“Her gün yetmiş kere.” cevabını vererek49 bağışlamanın sınırı olmadığını ima etmişti. Aslında Yüce Allah"ın kullarına karşı tavrı da böyledir. Peygamberimizin belirttiğine göre, bir kimse günde yetmiş kere Allah"a tevbe etse yine de ısrar etmiş sayılmaz.50
Suç sahiplerini bağışlamanın, hatta can düşmanlarını dahi Resûl-i Ekrem gibi gönül hoşluğuyla affedebilmenin elbet bir sırrı olmalıydı. Aslında Allah Resûlü bu sırrı kendisinin özel hizmetlerini yerine getiren çocuk yaştaki Enes"e fısıldayıvermişti bir gün. Şöyle demişti ona: “Evlâdım! Eğer kalbinde kimseye karşı hile olmadan sabaha ve akşama erişmeyi başarabilirsen bunu yap. İşte bu benim sünnetimdir. Kim benim sünnetimi yaşatırsa beni sevmiş olur, kim de beni severse cennette benimle birlikte olur.” 51
Resûl-i Ekrem böylece affetme erdemine götüren biricik yolu tarif etmiş oluyordu. Zira kalbinde kin ve intikam duyguları bulundurmamayı kendine ilke edinen birisi için bağışlamak hiç de zor olmasa gerektir. Çünkü düşmanlık ve intikamın olmadığı yerde sevgi ve kardeşlik egemen olacak, zamanla yıpranabilecek ilişkiler de af ile yeniden tamir edilecektir. Nitekim Peygamberimiz kendisini öldürmeye yeltenen Sümâme"yi bağışladığında Sümâme şöyle demiştir: “Ey Muhammed! Vallahi, yeryüzünde bana senin yüzünden daha sevimsiz bir yüz yoktu, şimdi ise senin yüzün bana bütün yüzlerden daha sevimli oldu.
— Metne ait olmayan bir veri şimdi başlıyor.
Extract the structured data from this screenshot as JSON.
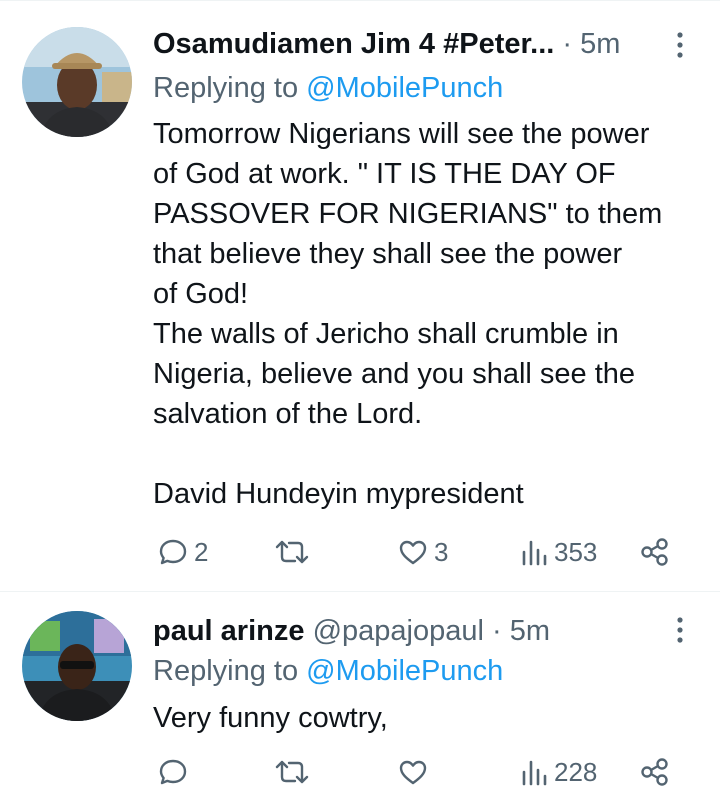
{
  "tweets": [
    {
      "display_name": "Osamudiamen Jim 4 #Peter...",
      "time": "· 5m",
      "replying_prefix": "Replying to",
      "replying_handle": "@MobilePunch",
      "text": "Tomorrow Nigerians will see the power\nof God at work. \" IT IS THE DAY OF\nPASSOVER FOR NIGERIANS\" to them\nthat believe they shall see the power\nof God!\nThe walls of Jericho shall crumble in\nNigeria, believe and you shall see the\nsalvation of the Lord.\n\nDavid Hundeyin mypresident",
      "replies": "2",
      "reposts": "",
      "likes": "3",
      "views": "353"
    },
    {
      "display_name": "paul arinze",
      "handle": "@papajopaul",
      "time": "· 5m",
      "replying_prefix": "Replying to",
      "replying_handle": "@MobilePunch",
      "text": "Very funny cowtry,",
      "replies": "",
      "reposts": "",
      "likes": "",
      "views": "228"
    }
  ],
  "colors": {
    "text": "#0f1419",
    "secondary": "#536471",
    "link": "#1d9bf0",
    "divider": "#eff3f4"
  },
  "icons": [
    "more-vertical-icon",
    "reply-icon",
    "repost-icon",
    "like-icon",
    "views-icon",
    "share-icon"
  ]
}
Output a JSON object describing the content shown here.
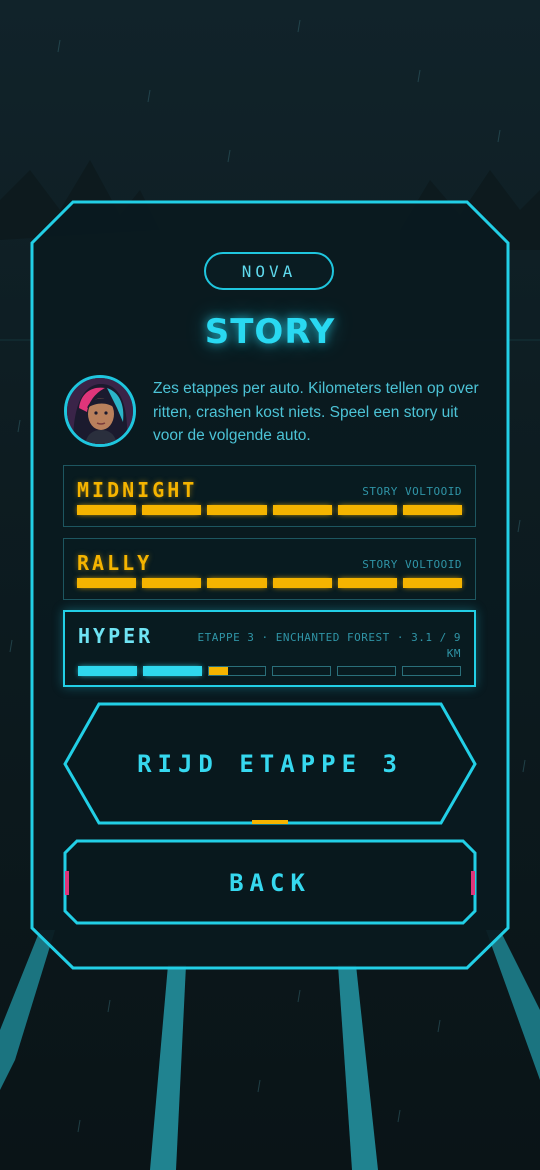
{
  "driver_badge": "NOVA",
  "screen_title": "STORY",
  "intro_text": "Zes etappes per auto. Kilometers tellen op over ritten, crashen kost niets. Speel een story uit voor de volgende auto.",
  "colors": {
    "accent": "#29d9f2",
    "gold": "#f5b400",
    "pink": "#e0357a",
    "background": "#0d1a1e"
  },
  "tracks": [
    {
      "name": "MIDNIGHT",
      "status": "STORY VOLTOOID",
      "active": false,
      "color": "#f5b400",
      "segments": [
        1,
        1,
        1,
        1,
        1,
        1
      ]
    },
    {
      "name": "RALLY",
      "status": "STORY VOLTOOID",
      "active": false,
      "color": "#f5b400",
      "segments": [
        1,
        1,
        1,
        1,
        1,
        1
      ]
    },
    {
      "name": "HYPER",
      "status": "ETAPPE 3 · ENCHANTED FOREST · 3.1 / 9 KM",
      "active": true,
      "color": "#2fd8ee",
      "segments": [
        1,
        1,
        0.34,
        0,
        0,
        0
      ]
    }
  ],
  "primary_button": "RIJD ETAPPE 3",
  "back_button": "BACK"
}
Vallahi, benim için senin dininden daha sevimsiz bir din yoktu, şimdi ise benim için bütün dinlerden daha sevimli oldu! Vallahi, benim için senin şehrinden daha sevimsiz bir şehir yoktu, şimdi ise benim için bütün şehirlerden sevimli oldu!”52
İslâm Peygamberi bu yüzden, “Ey Allah"ın kulları! Kardeş olun!” çağrısıyla müminleri kin ve intikamdan uzak durmaya davet eder.53 Allah"ın en nefret ettiği insanın, husumette sınır tanımayan ve alabildiğine kindar kimse olduğunu hatırlatır.54 “Husumeti sürdürmen sana günah olarak yeter.” 55 uyarısında bulunur. Bizzat kendi adına öç almaktan uzak durarak da müminlere örnek olur.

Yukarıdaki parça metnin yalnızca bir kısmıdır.